The Indian Councils Act 1861 was an Act of the Parliament of the United Kingdom that transformed the Viceroy of India's executive council into a cabinet run on the portfolio system. This cabinet had six "ordinary members", who each took charge of a separate department in Calcutta's government: home, revenue, military, law, finance, and (after 1874) public works. The military Commander-in-Chief sat in with the council as an extraordinary member. The Executive Council was enlarged by addition of fifth member as Jurist. The Viceroy was allowed, under the provisions of the Act, to overrule the council on affairs if he deemed it necessary, as was the case in 1879, during the tenure of Lord Lytton.

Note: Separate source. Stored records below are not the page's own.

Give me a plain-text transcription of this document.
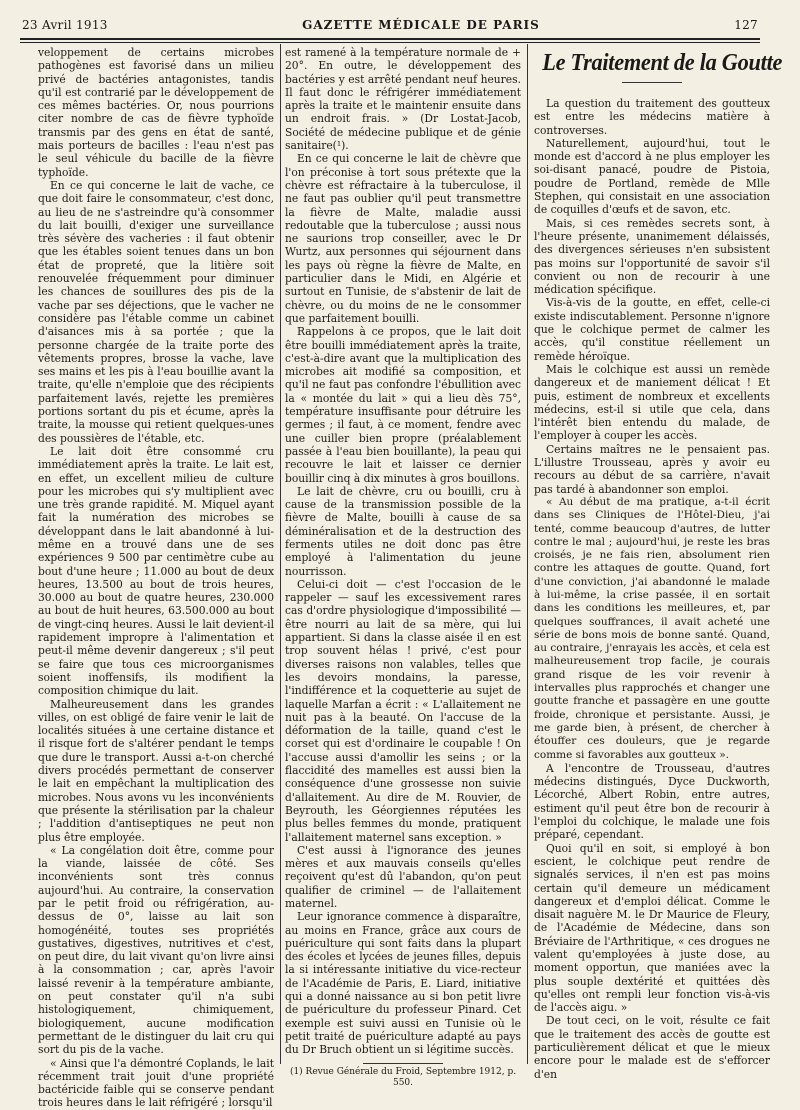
23 Avril 1913	GAZETTE MÉDICALE DE PARIS	127

veloppement de certains microbes pathogènes est favorisé dans un milieu privé de bactéries antagonistes, tandis qu'il est contrarié par le développement de ces mêmes bactéries. Or, nous pourrions citer nombre de cas de fièvre typhoïde transmis par des gens en état de santé, mais porteurs de bacilles : l'eau n'est pas le seul véhicule du bacille de la fièvre typhoïde.

En ce qui concerne le lait de vache, ce que doit faire le consommateur, c'est donc, au lieu de ne s'astreindre qu'à consommer du lait bouilli, d'exiger une surveillance très sévère des vacheries : il faut obtenir que les étables soient tenues dans un bon état de propreté, que la litière soit renouvelée fréquemment pour diminuer les chances de souillures des pis de la vache par ses déjections, que le vacher ne considère pas l'étable comme un cabinet d'aisances mis à sa portée ; que la personne chargée de la traite porte des vêtements propres, brosse la vache, lave ses mains et les pis à l'eau bouillie avant la traite, qu'elle n'emploie que des récipients parfaitement lavés, rejette les premières portions sortant du pis et écume, après la traite, la mousse qui retient quelques-unes des poussières de l'étable, etc.

Le lait doit être consommé cru immédiatement après la traite. Le lait est, en effet, un excellent milieu de culture pour les microbes qui s'y multiplient avec une très grande rapidité. M. Miquel ayant fait la numération des microbes se développant dans le lait abandonné à lui-même en a trouvé dans une de ses expériences 9 500 par centimètre cube au bout d'une heure ; 11.000 au bout de deux heures, 13.500 au bout de trois heures, 30.000 au bout de quatre heures, 230.000 au bout de huit heures, 63.500.000 au bout de vingt-cinq heures. Aussi le lait devient-il rapidement impropre à l'alimentation et peut-il même devenir dangereux ; s'il peut se faire que tous ces microorganismes soient inoffensifs, ils modifient la composition chimique du lait.

Malheureusement dans les grandes villes, on est obligé de faire venir le lait de localités situées à une certaine distance et il risque fort de s'altérer pendant le temps que dure le transport. Aussi a-t-on cherché divers procédés permettant de conserver le lait en empêchant la multiplication des microbes. Nous avons vu les inconvénients que présente la stérilisation par la chaleur ; l'addition d'antiseptiques ne peut non plus être employée.

« La congélation doit être, comme pour la viande, laissée de côté. Ses inconvénients sont très connus aujourd'hui. Au contraire, la conservation par le petit froid ou réfrigération, au-dessus de 0°, laisse au lait son homogénéité, toutes ses propriétés gustatives, digestives, nutritives et c'est, on peut dire, du lait vivant qu'on livre ainsi à la consommation ; car, après l'avoir laissé revenir à la température ambiante, on peut constater qu'il n'a subi histologiquement, chimiquement, biologiquement, aucune modification permettant de le distinguer du lait cru qui sort du pis de la vache.

« Ainsi que l'a démontré Coplands, le lait récemment trait jouit d'une propriété bactéricide faible qui se conserve pendant trois heures dans le lait réfrigéré ; lorsqu'il

est ramené à la température normale de + 20°. En outre, le développement des bactéries y est arrêté pendant neuf heures. Il faut donc le réfrigérer immédiatement après la traite et le maintenir ensuite dans un endroit frais. » (Dr Lostat-Jacob, Société de médecine publique et de génie sanitaire(¹).

En ce qui concerne le lait de chèvre que l'on préconise à tort sous prétexte que la chèvre est réfractaire à la tuberculose, il ne faut pas oublier qu'il peut transmettre la fièvre de Malte, maladie aussi redoutable que la tuberculose ; aussi nous ne saurions trop conseiller, avec le Dr Wurtz, aux personnes qui séjournent dans les pays où règne la fièvre de Malte, en particulier dans le Midi, en Algérie et surtout en Tunisie, de s'abstenir de lait de chèvre, ou du moins de ne le consommer que parfaitement bouilli.

Rappelons à ce propos, que le lait doit être bouilli immédiatement après la traite, c'est-à-dire avant que la multiplication des microbes ait modifié sa composition, et qu'il ne faut pas confondre l'ébullition avec la « montée du lait » qui a lieu dès 75°, température insuffisante pour détruire les germes ; il faut, à ce moment, fendre avec une cuiller bien propre (préalablement passée à l'eau bien bouillante), la peau qui recouvre le lait et laisser ce dernier bouillir cinq à dix minutes à gros bouillons.

Le lait de chèvre, cru ou bouilli, cru à cause de la transmission possible de la fièvre de Malte, bouilli à cause de sa déminéralisation et de la destruction des ferments utiles ne doit donc pas être employé à l'alimentation du jeune nourrisson.

Celui-ci doit — c'est l'occasion de le rappeler — sauf les excessivement rares cas d'ordre physiologique d'impossibilité — être nourri au lait de sa mère, qui lui appartient. Si dans la classe aisée il en est trop souvent hélas ! privé, c'est pour diverses raisons non valables, telles que les devoirs mondains, la paresse, l'indifférence et la coquetterie au sujet de laquelle Marfan a écrit : « L'allaitement ne nuit pas à la beauté. On l'accuse de la déformation de la taille, quand c'est le corset qui est d'ordinaire le coupable ! On l'accuse aussi d'amollir les seins ; or la flaccidité des mamelles est aussi bien la conséquence d'une grossesse non suivie d'allaitement. Au dire de M. Rouvier, de Beyrouth, les Géorgiennes réputées les plus belles femmes du monde, pratiquent l'allaitement maternel sans exception. »

C'est aussi à l'ignorance des jeunes mères et aux mauvais conseils qu'elles reçoivent qu'est dû l'abandon, qu'on peut qualifier de criminel — de l'allaitement maternel.

Leur ignorance commence à disparaître, au moins en France, grâce aux cours de puériculture qui sont faits dans la plupart des écoles et lycées de jeunes filles, depuis la si intéressante initiative du vice-recteur de l'Académie de Paris, E. Liard, initiative qui a donné naissance au si bon petit livre de puériculture du professeur Pinard. Cet exemple est suivi aussi en Tunisie où le petit traité de puériculture adapté au pays du Dr Bruch obtient un si légitime succès.

(1) Revue Générale du Froid, Septembre 1912, p. 550.

Le Traitement de la Goutte

La question du traitement des goutteux est entre les médecins matière à controverses.

Naturellement, aujourd'hui, tout le monde est d'accord à ne plus employer les soi-disant panacé, poudre de Pistoia, poudre de Portland, remède de Mlle Stephen, qui consistait en une association de coquilles d'œufs et de savon, etc.

Mais, si ces remèdes secrets sont, à l'heure présente, unanimement délaissés, des divergences sérieuses n'en subsistent pas moins sur l'opportunité de savoir s'il convient ou non de recourir à une médication spécifique.

Vis-à-vis de la goutte, en effet, celle-ci existe indiscutablement. Personne n'ignore que le colchique permet de calmer les accès, qu'il constitue réellement un remède héroïque.

Mais le colchique est aussi un remède dangereux et de maniement délicat ! Et puis, estiment de nombreux et excellents médecins, est-il si utile que cela, dans l'intérêt bien entendu du malade, de l'employer à couper les accès.

Certains maîtres ne le pensaient pas. L'illustre Trousseau, après y avoir eu recours au début de sa carrière, n'avait pas tardé à abandonner son emploi.

« Au début de ma pratique, a-t-il écrit dans ses Cliniques de l'Hôtel-Dieu, j'ai tenté, comme beaucoup d'autres, de lutter contre le mal ; aujourd'hui, je reste les bras croisés, je ne fais rien, absolument rien contre les attaques de goutte. Quand, fort d'une conviction, j'ai abandonné le malade à lui-même, la crise passée, il en sortait dans les conditions les meilleures, et, par quelques souffrances, il avait acheté une série de bons mois de bonne santé. Quand, au contraire, j'enrayais les accès, et cela est malheureusement trop facile, je courais grand risque de les voir revenir à intervalles plus rapprochés et changer une goutte franche et passagère en une goutte froide, chronique et persistante. Aussi, je me garde bien, à présent, de chercher à étouffer ces douleurs, que je regarde comme si favorables aux goutteux ».

A l'encontre de Trousseau, d'autres médecins distingués, Dyce Duckworth, Lécorché, Albert Robin, entre autres, estiment qu'il peut être bon de recourir à l'emploi du colchique, le malade une fois préparé, cependant.

Quoi qu'il en soit, si employé à bon escient, le colchique peut rendre de signalés services, il n'en est pas moins certain qu'il demeure un médicament dangereux et d'emploi délicat. Comme le disait naguère M. le Dr Maurice de Fleury, de l'Académie de Médecine, dans son Bréviaire de l'Arthritique, « ces drogues ne valent qu'employées à juste dose, au moment opportun, que maniées avec la plus souple dextérité et quittées dès qu'elles ont rempli leur fonction vis-à-vis de l'accès aigu. »

De tout ceci, on le voit, résulte ce fait que le traitement des accès de goutte est particulièrement délicat et que le mieux encore pour le malade est de s'efforcer d'en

The Viceroy was allowed to issue ordinances lasting six months if the Legislative Council is not in session in an emergency.
The Secretary of State for India, Sir Charles Wood, believed that the Act was of immense importance: "the act is a great experiment. That everything is changing in India is obvious enough, and that the old autocratic government cannot stand unmodified is indisputable."
The 1861 Act restored the legislative powers of Bombay and Madras Presidencies taken away by the Charter Act of 1833. The legislative council at Calcutta was given extensive authority to pass laws for British India as a whole, but the legislative councils at Bombay and Madras were given the power to make laws for the "Peace and good Government" for only their respective presidencies.The Governor General was given the power to create new provinces for legislative purposes and could appoint Lieutenant Governors for the provinces.
However, from India's point of view, the act did little to improve the influence of Indians in the legislative council. The role of council was limited to advice, and no financial discussion could take place.